Background: The CHA2DS2-VASc score is an established clinical prediction tool for assessing stroke risk in patients with atrial fibrillation. However, its potential utility in predicting outcomes following primary percutaneous coronary intervention (PCI) in ST-segment elevation myocardial infarction (STEMI) has not been extensively explored. The no-reflow phenomenon and in-hospital mortality are critical endpoints in the management of STEMI patients undergoing PCI. Objective: This study aimed to evaluate the independent predictive value of the CHA2DS2-VASc score for suboptimal reperfusion and short-term mortality in patients with acute STEMI undergoing primary PCI. Methods: In a prospective cohort study involving 116 patients with confirmed STEMI at the National Institute of Cardiovascular Diseases in Karachi, participants were categorized based on their CHA2DS2-VASc score into low (<3) and high (≥3) risk groups. Primary PCI was performed following standard treatment protocols, and variables such as initial TIMI flow, thrombus grade, and lesion complexity were documented.

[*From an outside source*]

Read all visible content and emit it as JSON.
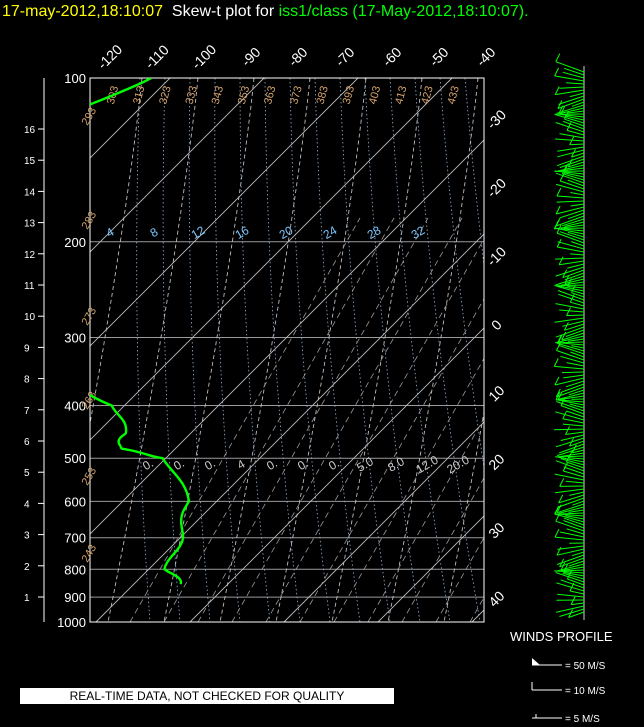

Statistical analysis, including multivariate regression, was conducted using SPSS Version 25. Results: Patients with a high CHA2DS2-VASc score (≥3) exhibited a significantly increased risk of no-reflow (p-value range 0.00-0.03) and in-hospital mortality (11.1%) compared to those with a low score (<3; 1.3% mortality). Other significant findings included an association between high CHA2DS2-VASc scores and larger stent lengths (28.75±5.67 mm), smaller stent diameters (2.69±0.6 mm), higher creatinine levels (1.00±0.202 mg/dL), and increased incidence of diabetes mellitus (36.1%). The odds ratio for mortality associated with a high CHA2DS2-VASc score was 1.58 (95% CI: 1.14–2.13, p-value < 0.00). Conclusion: The CHA2DS2-VASc score is a significant independent predictor of both no-reflow post-PCI and short-term in-hospital mortality in STEMI patients. These findings suggest the score's potential role in the pre-PCI risk stratification, which could guide clinical decision-making and potentially improve patient outcomes.